Ce soir, le vrombissement des motos et des tuk-tuks agitant les bannières des 20 partis candidats s’est enfin arrêté, après avoir défilé toute la journée sur les routes du pays, constate notre correspondante à Phnom Penh, Juliette Buchez.
Tout au long de la campagne, c’est le logo du CPP, le Parti du Peuple cambodgien dirigé par le Premier ministre Hun Sen, qui a le plus occupé l’espace public. L’ultime rassemblement du parti de la majorité aurait attiré près de 250 000 participants à Phnom Penh.
Des estimations sans doute exagérées, mais c’est aussi le cas de celles des 19 autres partis. En comparaison, ceux-ci auraient rassemblé de quelques centaines de participants à 50 000 pour le parti de la Ligue pour la démocratie, scandant parfois « Hun Sen on arrive ».
La trêve électorale s’ouvre ce vendredi soir, à l’issue d’une campagne très critiquée, suite à la dissolution en novembre du Parti du sauvetage national du Cambodge (CNRP), le principal parti d’opposition. Ce dernier avait remporté 44,5 % des voix en 2013.
Son leader, Kem Sokha, a été emprisonné pour trahison. Cette absence a pesé sur toute la campagne qui, à en croire certains Cambodgiens, n’aurait pas suscité le même suspense, la même ferveur que lors du précédent scrutin.
Malgré la candidature des 19 autres partis, beaucoup prédisent donc déjà la victoire du CPP de Hun Sen, au pouvoir depuis 33 ans.
Appels au boycott de l'élection
Les principaux opposants au régime encore en liberté sont partis en exil par peur de représailles et appellent depuis l’étranger au boycott du scrutin, décrit comme une mascarade. Monovithya Kem, chargée de communication du CNRP affirme n’avoir « pas d’autre choix ». Puisque son parti est exclu de la course, « il est donc évident que tous les électeurs qui soutiennent le CNRP n'ont aucune raison d'aller voter, puisque leur parti n'est pas représenté ».
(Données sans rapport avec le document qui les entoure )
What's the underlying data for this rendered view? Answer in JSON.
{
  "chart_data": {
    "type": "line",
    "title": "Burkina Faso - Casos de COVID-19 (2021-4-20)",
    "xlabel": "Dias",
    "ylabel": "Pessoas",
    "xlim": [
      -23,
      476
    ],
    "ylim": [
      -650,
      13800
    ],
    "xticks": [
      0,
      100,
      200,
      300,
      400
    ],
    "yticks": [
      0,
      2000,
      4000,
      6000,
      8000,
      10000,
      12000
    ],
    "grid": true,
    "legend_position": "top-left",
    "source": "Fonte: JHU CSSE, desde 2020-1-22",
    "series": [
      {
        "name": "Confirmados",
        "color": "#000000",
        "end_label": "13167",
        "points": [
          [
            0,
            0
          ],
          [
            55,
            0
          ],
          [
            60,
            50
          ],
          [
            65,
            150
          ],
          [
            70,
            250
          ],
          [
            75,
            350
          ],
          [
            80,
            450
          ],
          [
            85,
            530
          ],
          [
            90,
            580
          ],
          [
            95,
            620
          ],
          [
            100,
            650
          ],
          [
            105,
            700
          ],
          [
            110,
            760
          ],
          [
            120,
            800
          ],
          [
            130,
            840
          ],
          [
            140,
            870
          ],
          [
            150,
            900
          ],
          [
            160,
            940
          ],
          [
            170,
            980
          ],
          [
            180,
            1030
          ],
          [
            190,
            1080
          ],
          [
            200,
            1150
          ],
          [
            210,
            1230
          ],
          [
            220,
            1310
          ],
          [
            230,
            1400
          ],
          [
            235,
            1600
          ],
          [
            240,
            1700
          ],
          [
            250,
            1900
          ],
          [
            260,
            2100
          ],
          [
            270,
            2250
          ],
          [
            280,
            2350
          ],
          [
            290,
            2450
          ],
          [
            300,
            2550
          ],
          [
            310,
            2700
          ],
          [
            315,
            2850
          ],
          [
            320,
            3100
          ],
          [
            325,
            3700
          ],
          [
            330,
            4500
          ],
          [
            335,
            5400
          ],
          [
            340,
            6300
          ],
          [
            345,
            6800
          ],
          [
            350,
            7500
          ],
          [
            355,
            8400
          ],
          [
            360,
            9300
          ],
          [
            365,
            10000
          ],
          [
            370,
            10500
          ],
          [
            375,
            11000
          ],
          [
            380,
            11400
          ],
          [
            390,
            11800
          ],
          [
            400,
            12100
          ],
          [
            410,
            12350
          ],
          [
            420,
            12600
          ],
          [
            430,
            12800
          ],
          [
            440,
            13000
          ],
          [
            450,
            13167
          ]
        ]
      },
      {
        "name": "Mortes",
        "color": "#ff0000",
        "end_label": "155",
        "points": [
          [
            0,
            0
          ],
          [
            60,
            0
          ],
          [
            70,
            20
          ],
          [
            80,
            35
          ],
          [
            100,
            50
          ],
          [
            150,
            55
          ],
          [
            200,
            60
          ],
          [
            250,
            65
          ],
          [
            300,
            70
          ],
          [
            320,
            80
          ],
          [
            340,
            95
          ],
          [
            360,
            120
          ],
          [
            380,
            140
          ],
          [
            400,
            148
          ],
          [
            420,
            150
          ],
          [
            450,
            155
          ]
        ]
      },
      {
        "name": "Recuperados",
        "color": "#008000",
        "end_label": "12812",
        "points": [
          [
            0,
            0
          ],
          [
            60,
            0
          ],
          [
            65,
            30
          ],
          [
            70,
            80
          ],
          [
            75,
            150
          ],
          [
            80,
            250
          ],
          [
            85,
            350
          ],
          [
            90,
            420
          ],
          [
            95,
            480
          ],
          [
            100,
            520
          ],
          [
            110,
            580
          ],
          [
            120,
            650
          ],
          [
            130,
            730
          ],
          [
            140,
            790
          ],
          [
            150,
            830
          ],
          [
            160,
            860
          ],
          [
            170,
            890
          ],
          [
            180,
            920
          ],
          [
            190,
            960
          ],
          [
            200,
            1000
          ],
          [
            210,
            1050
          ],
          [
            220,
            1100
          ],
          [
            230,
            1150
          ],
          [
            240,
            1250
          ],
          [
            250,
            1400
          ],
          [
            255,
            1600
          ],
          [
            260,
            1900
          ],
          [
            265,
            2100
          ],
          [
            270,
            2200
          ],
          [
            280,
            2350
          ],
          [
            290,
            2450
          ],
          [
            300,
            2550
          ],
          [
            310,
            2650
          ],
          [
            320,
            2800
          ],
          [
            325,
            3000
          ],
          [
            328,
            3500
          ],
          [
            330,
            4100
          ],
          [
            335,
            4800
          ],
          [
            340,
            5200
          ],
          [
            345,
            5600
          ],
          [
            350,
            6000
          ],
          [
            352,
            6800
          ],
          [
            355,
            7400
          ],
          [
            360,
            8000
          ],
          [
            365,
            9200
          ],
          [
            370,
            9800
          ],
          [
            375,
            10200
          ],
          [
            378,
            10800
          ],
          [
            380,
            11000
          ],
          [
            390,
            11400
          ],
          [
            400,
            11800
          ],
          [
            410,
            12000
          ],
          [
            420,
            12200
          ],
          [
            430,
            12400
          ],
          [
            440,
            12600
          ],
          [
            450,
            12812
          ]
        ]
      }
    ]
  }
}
Mais ces appels risquent de ne pas avoir un impact « important », estime Sokry Zahron, membre du Politikoffee, un forum qui encourage les jeunes à débattre en politique. En effet, plus la date de l'élection approche et plus l’étau se resserre contre toute forme de contestation.
« Le gouvernement utilise tous les moyens pour décourager les électeurs de s'abstenir », explique le jeune homme. « Et le ministère de l'Intérieur a averti à plusieurs reprises que quiconque appelait au boycott serait poursuivi en justice. »
La police a d’ailleurs annoncé le déploiement dimanche de 80 000 policiers armés de fusils et de gilets pare-balles pour empêcher « tout acte de terrorisme et de chaos politique ».
RFI
Hun Sen, 33 ans au pouvoir, dirigeant le plus ancien d'Asie
Hun Sen est né en 1952 dans une famille de paysans du centre du Cambodge. Dès 16 ans, il flirte avec le militantisme politique et lorsque le Cambodge sombre en 1970 dans la guerre civile, il est enrôlé comme soldat dans ce qui deviendra l'armée des Khmers rouges, coupables par la suite d'un génocide dans lequel 20% de la population cambodgienne est exterminée.
Craignant de faire partie d'une purge de l'armée, il se réfugie au Vietnam. Un an plus tard, il revient au pays où il intègre le gouvernement mis en place par Hanoï.
Il gravit rapidement les échelons du pouvoir, abandonne le dogme communiste et adopte l'économie de marché. En 1985, à 32 ans, il devient Premier ministre de la République populaire du Kampuchéa, nom donné alors au Cambodge.
Malgré un échec aux premières élections organisées par l'ONU en 1993, Hun Sen réussit à se maintenir au pouvoir en tant que second Premier ministre, au côté du prince Norodom Ranariddh, leader des royalistes et vainqueur du scrutin.
Fin politique, aux remarquables capacités à dénicher et exploiter les faiblesses de ses adversaires politiques, Hun Sen ne perd plus une seule élection à partir de 1997 et réussit à étendre son influence dans les zones les plus reculées du pays.